J Cancer 2019; 10(23):5714-5721. doi:10.7150/jca.28887 This issue
1. Department of Ultrasonics, the Affiliated Hospital of Guizhou Medical University, Guiyang 550004, China;
2. Department of Pathophysiology, the Institute of Basic Medicine, Guizhou Medical University, Guiyang 550004, China;
3. Department of General Surgery, Wujiang NO.1 People's Hospital, Suzhou 215200, China;
4. Department of acute infectious disease Prevention, Jiangsu Provincial Center for Disease Control and Prevention, Nanjing 210009, China;
5. Central Laboratory, the Affiliated Hospital of Guizhou Medical University, Guiyang 550004, China;
6. Department of Endocrinology, the Hospital Affiliated to Guizhou Medical University, Guiyang 550004, China;
7. College of Medicine, Henan University of Science and Technology, Luoyang 471023, China
8. Department of Thyroid Surgery, the Affiliated Hospital of Guizhou Medical University, Guiyang 550004, China;
9. Department of Public Health Sciences, University of North Carolina Charlotte, Charlotte, NC 28223, USA.
*These authors contributed equally to this article.

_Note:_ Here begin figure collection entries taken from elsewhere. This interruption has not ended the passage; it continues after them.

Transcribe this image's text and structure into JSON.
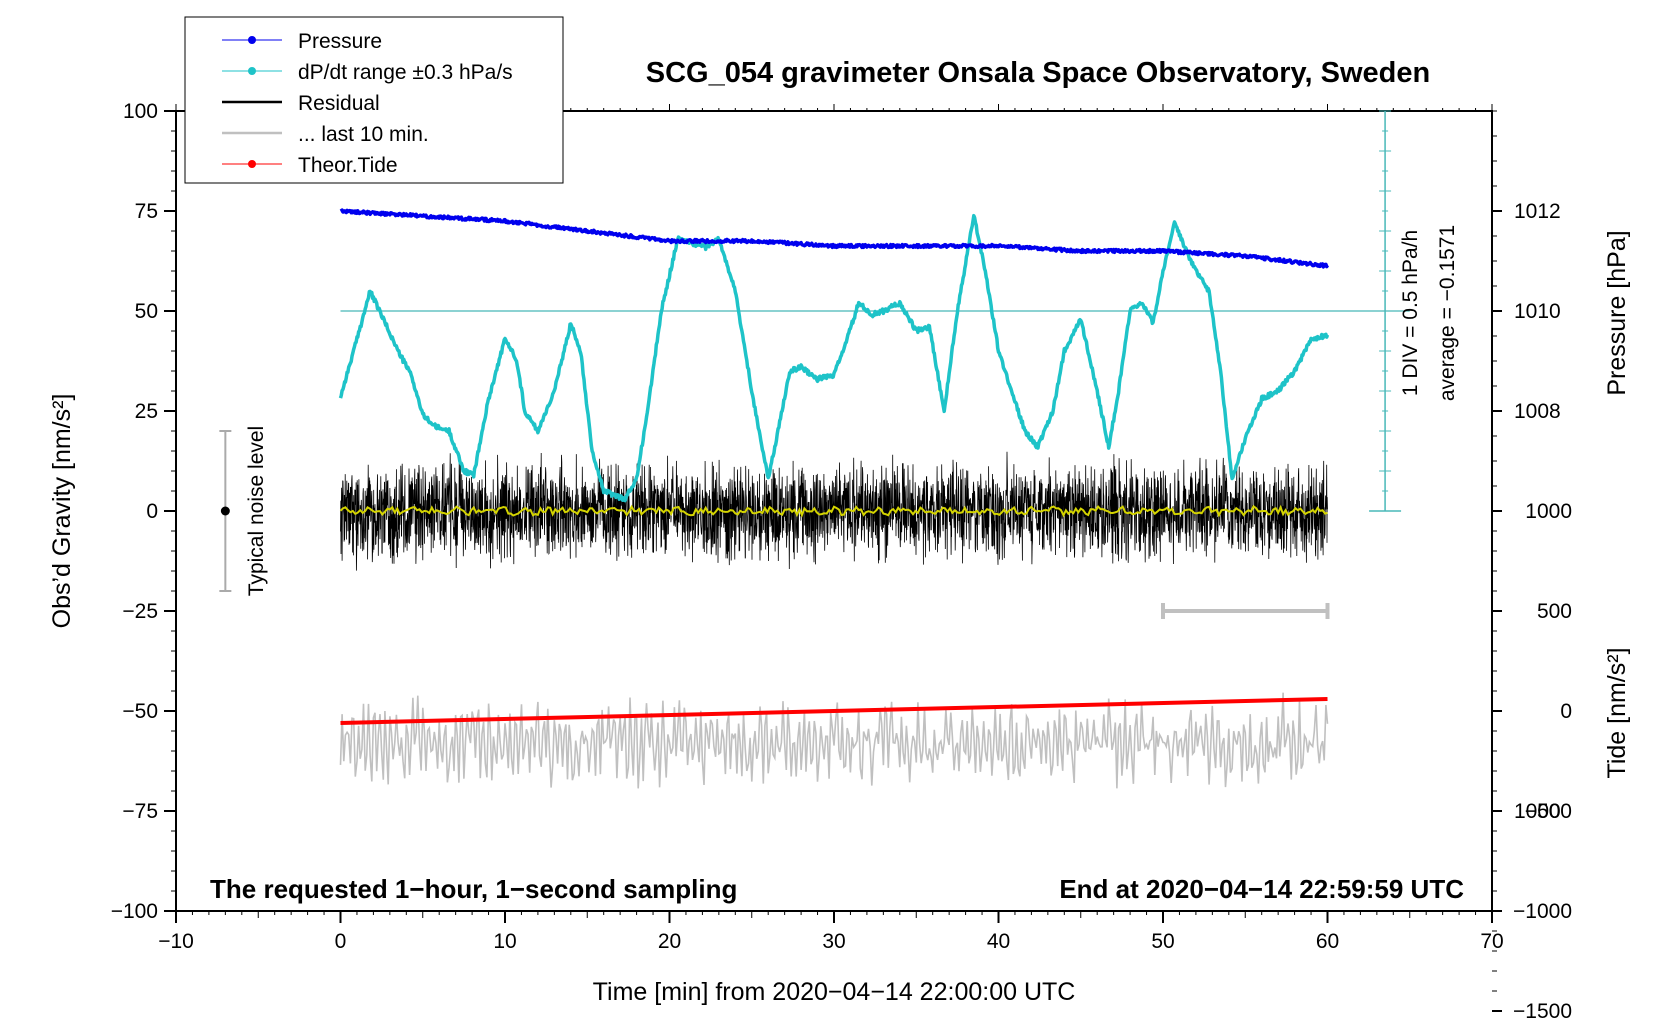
{
  "colors": {
    "pressure": "#0000ee",
    "dpdt": "#1ec3c8",
    "residual": "#000000",
    "last10": "#c0c0c0",
    "tide": "#ff0000",
    "smooth": "#d4d400",
    "scale_line": "#48b8b8"
  },
  "chart_data": {
    "type": "line",
    "title": "SCG_054 gravimeter Onsala Space Observatory, Sweden",
    "xlabel": "Time [min] from 2020−04−14 22:00:00 UTC",
    "ylabel_left": "Obs’d Gravity [nm/s²]",
    "ylabel_pressure": "Pressure [hPa]",
    "ylabel_tide": "Tide [nm/s²]",
    "xlim": [
      -10,
      70
    ],
    "ylim": [
      -100,
      100
    ],
    "x_ticks": [
      -10,
      0,
      10,
      20,
      30,
      40,
      50,
      60,
      70
    ],
    "x_tick_labels": [
      "−10",
      "0",
      "10",
      "20",
      "30",
      "40",
      "50",
      "60",
      "70"
    ],
    "y_ticks": [
      -100,
      -75,
      -50,
      -25,
      0,
      25,
      50,
      75,
      100
    ],
    "y_tick_labels": [
      "−100",
      "−75",
      "−50",
      "−25",
      "0",
      "25",
      "50",
      "75",
      "100"
    ],
    "pressure_axis": {
      "range_hPa": [
        1000,
        1014
      ],
      "ticks": [
        1000,
        1008,
        1010,
        1012
      ],
      "tick_labels": [
        "1000",
        "1008",
        "1010",
        "1012"
      ]
    },
    "tide_axis": {
      "range": [
        -1500,
        1000
      ],
      "ticks": [
        -1500,
        -1000,
        -500,
        0,
        500,
        1000
      ],
      "tick_labels": [
        "−1500",
        "−1000",
        "−500",
        "0",
        "500",
        "1000"
      ]
    },
    "legend": [
      {
        "label": "Pressure",
        "color": "#0000ee",
        "marker": true
      },
      {
        "label": "dP/dt range ±0.3 hPa/s",
        "color": "#1ec3c8",
        "marker": true
      },
      {
        "label": "Residual",
        "color": "#000000",
        "marker": false
      },
      {
        "label": "... last 10 min.",
        "color": "#c0c0c0",
        "marker": false
      },
      {
        "label": "Theor.Tide",
        "color": "#ff0000",
        "marker": true
      }
    ],
    "series": [
      {
        "name": "Pressure",
        "unit": "hPa",
        "x": [
          0,
          5,
          10,
          15,
          20,
          25,
          30,
          35,
          40,
          45,
          50,
          55,
          60
        ],
        "values": [
          1012.0,
          1011.9,
          1011.8,
          1011.6,
          1011.4,
          1011.4,
          1011.3,
          1011.3,
          1011.3,
          1011.2,
          1011.2,
          1011.1,
          1010.9
        ]
      },
      {
        "name": "dP/dt",
        "unit": "nm/s² on left axis",
        "x": [
          0,
          0.8,
          1.8,
          2.6,
          3.5,
          4.3,
          5.0,
          5.8,
          6.6,
          7.5,
          8.1,
          9.0,
          10.0,
          10.7,
          11.2,
          12.0,
          13.0,
          14.0,
          14.6,
          15.3,
          16.0,
          17.3,
          18.0,
          18.7,
          19.5,
          20.5,
          21.4,
          22.2,
          23.0,
          24.0,
          25.0,
          26.0,
          26.6,
          27.3,
          28.0,
          29.0,
          30.0,
          30.8,
          31.5,
          32.3,
          33.0,
          34.0,
          35.0,
          35.8,
          36.7,
          37.5,
          38.5,
          39.2,
          40.0,
          40.8,
          41.6,
          42.4,
          43.3,
          44.0,
          45.0,
          46.0,
          46.7,
          47.3,
          48.0,
          48.7,
          49.4,
          50.0,
          50.7,
          51.3,
          52.0,
          52.8,
          53.5,
          54.2,
          55.0,
          56.0,
          57.0,
          58.0,
          59.0,
          60.0
        ],
        "values": [
          28.5,
          40.0,
          55.0,
          48.0,
          40.0,
          34.0,
          24.0,
          21.0,
          20.0,
          10.0,
          9.0,
          28.0,
          43.0,
          38.0,
          25.0,
          20.0,
          30.0,
          47.0,
          40.0,
          15.0,
          5.0,
          3.0,
          8.0,
          26.0,
          50.0,
          68.0,
          67.0,
          66.0,
          68.0,
          55.0,
          30.0,
          8.0,
          20.0,
          35.0,
          36.0,
          33.0,
          34.0,
          43.0,
          52.0,
          49.0,
          50.0,
          52.0,
          45.0,
          46.0,
          25.0,
          50.0,
          74.0,
          60.0,
          40.0,
          30.0,
          20.0,
          16.0,
          25.0,
          40.0,
          48.0,
          30.0,
          16.0,
          30.0,
          50.0,
          52.0,
          47.0,
          60.0,
          72.0,
          66.0,
          60.0,
          55.0,
          35.0,
          8.0,
          18.0,
          28.0,
          30.0,
          35.0,
          43.0,
          44.0
        ]
      },
      {
        "name": "Residual",
        "unit": "nm/s²",
        "x": [
          0,
          60
        ],
        "values": [
          0,
          0
        ],
        "noise_amplitude": 15,
        "min": -18,
        "max": 17
      },
      {
        "name": "Smoothed residual",
        "unit": "nm/s²",
        "x": [
          0,
          60
        ],
        "values": [
          0,
          0
        ]
      },
      {
        "name": "... last 10 min.",
        "unit": "nm/s²",
        "x": [
          0,
          60
        ],
        "values": [
          -58,
          -58
        ],
        "min": -79,
        "max": -40
      },
      {
        "name": "Theor.Tide",
        "unit": "nm/s²",
        "x": [
          0,
          60
        ],
        "values": [
          -53,
          -47
        ]
      }
    ],
    "dpdt_reference_level": 50,
    "dpdt_scale_bar": {
      "label": "1 DIV = 0.5 hPa/h",
      "x": 63.5,
      "y_from": 0,
      "y_to": 100,
      "divisions": 20
    },
    "average_label": "average = −0.1571",
    "noise_bar": {
      "label": "Typical noise level",
      "x": -7,
      "center": 0,
      "half_range": 20
    },
    "last10_bar": {
      "x_from": 50,
      "x_to": 60,
      "y": -25
    },
    "notes": {
      "left": "The requested 1−hour, 1−second sampling",
      "right": "End at 2020−04−14 22:59:59 UTC"
    }
  }
}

Background: Long noncoding RNA MALAT1 has been previously reported in the carcinogenesis of several tumors, and its potential functional polymorphisms have also been investigated in various diseases. However, the relationship between these polymorphisms and the susceptibility of thyroid cancer has still been largely unknown. In the present study, we aimed to explore the association between MALAT1 polymorphisms and thyroid cancer (TC) susceptibility, as well as potential biological function in TC.
Methods: We conducted a case-control study with 1134 papillary thyroid cancer (PTC) patients and 1228 controls to evaluate the potential correlation between MALAT1 genetic variations (single nucleotide polymorphism, SNP) and the risk of PTC. More detailed molecular mechanisms were explored by luciferase assay, cell counting kit-8 (CCK-8), and flow cytometry.
Results: MALAT1 SNP rs619586 was identified as a significantly protective factor of PTC susceptibility (P = 0.017, OR= 0.76, 95%CI = 0.60-0.95). Further functional experiments of rs619586 indicated that G allele of rs619586 could significantly decrease MALAT1expression, reduce PTC proliferation, and directly increase PTC apoptosis.
Conclusions: Our findings suggested that MALAT1 SNP rs619586 could serve as a potential indicator for PTC susceptibility and pathogenesis.
Keywords: thyroid cancer, long noncoding RNA, MALAT1, polymorphism, susceptibility.